Vocal Harmonics in Motion®

E' un metodo che utilizza tecniche miste vocali e corporee ideato da Lorenzo Pierobon.

Si utilizzano corpo, voce, respiro ed emozioni, canto armonico, una tecnica per mezzo della quale si riescono ad emettere due suoni contemporaneamente. La parte del movimento è data dalle posture ed esercizi del Qi Gong, l'antica disciplina psicofisica cinese. L'obiettivo è di accordare tutto il corpo per l'emissione vocale e di aumentare la mobilità e la flessibilità degli organi che concorrono alla fonazione, lingua, laringe, petto, addome. Lo scopo è di ridurre stress e stati di tensione in modo tale che la voce fluisca liberamente.

Alcuni degli argomenti trattati durante il laboratorio:

Anatomia di una voce

Componenti della voce: fisica, mentale,emozionale

Propriocezione e stimoli sensoriali: cogliere i messaggi

Superare le convinzioni limitanti riguardanti propria voce

L'ascolto profondo

Respirare: utilizzo del diaframma, appoggio, sostegno, sospensioni, estensioni

Movimento del corpo, movimento nella voce

La maschera

I risuonatori

Tecniche base del canto "armonico" (overtones singing)

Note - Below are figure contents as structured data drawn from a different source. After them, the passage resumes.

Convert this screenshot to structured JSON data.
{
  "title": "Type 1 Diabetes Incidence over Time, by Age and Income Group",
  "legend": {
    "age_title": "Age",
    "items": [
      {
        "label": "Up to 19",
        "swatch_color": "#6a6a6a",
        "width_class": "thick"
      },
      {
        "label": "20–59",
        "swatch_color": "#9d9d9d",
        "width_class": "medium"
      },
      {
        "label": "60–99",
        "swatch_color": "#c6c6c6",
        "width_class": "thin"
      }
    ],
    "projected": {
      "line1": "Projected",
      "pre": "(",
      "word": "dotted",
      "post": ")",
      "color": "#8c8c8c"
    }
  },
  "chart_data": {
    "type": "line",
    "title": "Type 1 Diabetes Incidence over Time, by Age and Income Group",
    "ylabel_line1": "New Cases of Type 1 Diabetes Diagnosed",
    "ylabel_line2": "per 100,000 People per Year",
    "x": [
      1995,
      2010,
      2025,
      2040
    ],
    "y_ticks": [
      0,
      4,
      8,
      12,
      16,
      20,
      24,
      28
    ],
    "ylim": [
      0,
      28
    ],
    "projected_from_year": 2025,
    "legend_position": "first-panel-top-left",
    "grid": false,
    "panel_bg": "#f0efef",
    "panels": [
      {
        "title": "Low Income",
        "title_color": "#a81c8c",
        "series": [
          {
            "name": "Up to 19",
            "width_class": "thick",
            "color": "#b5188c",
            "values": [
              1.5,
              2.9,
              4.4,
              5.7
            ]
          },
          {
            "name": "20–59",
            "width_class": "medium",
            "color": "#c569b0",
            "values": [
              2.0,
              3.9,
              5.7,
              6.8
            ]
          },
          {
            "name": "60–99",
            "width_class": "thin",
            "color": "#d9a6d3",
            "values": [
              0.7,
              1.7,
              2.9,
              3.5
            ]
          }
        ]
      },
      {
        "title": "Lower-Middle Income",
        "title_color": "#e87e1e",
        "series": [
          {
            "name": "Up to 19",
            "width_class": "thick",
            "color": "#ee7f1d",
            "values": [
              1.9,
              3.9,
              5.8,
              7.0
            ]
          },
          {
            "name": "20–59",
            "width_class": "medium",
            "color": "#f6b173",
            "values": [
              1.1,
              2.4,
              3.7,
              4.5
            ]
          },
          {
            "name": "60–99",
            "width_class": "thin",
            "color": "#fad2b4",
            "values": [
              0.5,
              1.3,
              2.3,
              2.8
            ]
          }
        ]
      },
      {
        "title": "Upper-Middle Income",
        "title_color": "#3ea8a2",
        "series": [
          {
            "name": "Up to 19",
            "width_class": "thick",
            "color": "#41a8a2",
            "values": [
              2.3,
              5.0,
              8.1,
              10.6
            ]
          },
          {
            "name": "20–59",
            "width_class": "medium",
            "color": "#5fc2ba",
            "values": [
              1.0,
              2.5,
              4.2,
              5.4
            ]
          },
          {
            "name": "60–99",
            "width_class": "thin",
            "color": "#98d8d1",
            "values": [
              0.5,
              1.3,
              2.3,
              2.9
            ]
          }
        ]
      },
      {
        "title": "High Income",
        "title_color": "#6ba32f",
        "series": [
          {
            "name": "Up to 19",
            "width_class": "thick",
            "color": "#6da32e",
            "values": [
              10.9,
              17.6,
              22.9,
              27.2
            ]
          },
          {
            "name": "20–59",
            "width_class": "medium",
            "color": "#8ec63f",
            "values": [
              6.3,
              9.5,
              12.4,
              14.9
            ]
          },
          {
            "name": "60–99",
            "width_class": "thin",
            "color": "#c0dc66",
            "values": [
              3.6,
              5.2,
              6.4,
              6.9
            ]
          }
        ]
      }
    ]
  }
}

Utilizzo del suono interno

La voce "minima"

Spazializzare e proiettare la voce

Improvvisare: paesaggi sonori e partiture vocaliche


I docenti

Lorenzo Pierobon

Cantante atipico, dopo anni di militanza in varie formazioni rock e pop, nei primi anni novanta scopre nuove possibilità espressive nel canto armonico e l’improvvisazione informale; frequenta diversi seminari e si perfeziona in corsi tenuti da David Hykes, Michael Vetter, Amelia Cuni e Marie Paule Marthe. Nello stesso periodo partecipa al Transverbal Ensemble di Torino diretto da Michael Vetter. Approfondisce la sua passione per la musica e le culture orientali viaggiando in oriente. Nel 1995 fonda il trio KU, con cui realizza concerti, CD e videoinstallazioni. Dal 2002 è parte del gruppo ambient Nebula (tra i membri del gruppo Klaus Wiese, ex Popol Vuh). Nel 2004 prende vita il progetto musicale DOLPHINSAFE. 
Da anni si occupa dei risvolti terapeutici e creativi della voce, del canto armonico e della terapia vibrazionale con gli armonici, dedicando una particolare attenzione alla relazione voce-movimento, voce-suono, voce-respirazione, voce-ascolto, voce emozioni.
Il suo lavoro musicoterapico è rivolto alla persona intesa come essere umano abbracciando quindi i suoi aspetti fondamentali: corpo, mente, spirito, questo si esplica con una attività che parte dal recupero della propria voce naturale e continua attraverso la voce stessa; possiamo quindi parlare di una musicoterapia transpersonale. Il percorso prosegue poi sul piano dell'ascolto con tecniche di deep listenings, rilassamento, gestione dello stress, rivitalizzazione dei centri energetici, massaggio sonoro con campane tibetane, didgeridoo e diapason. 
Oltre a patologie specifiche questo metodo è particolarmente indicato a chi utilizza la voce in modo professionale: cantanti, attori, doppiatori, insegnanti, managers, negoziatori, trainers. Consigliato anche per professionisti nell'ambito artistico: danzatori e musicisti per incrementare la creatività e per utilizzare la voce come strumento di crescita della propria professionalità.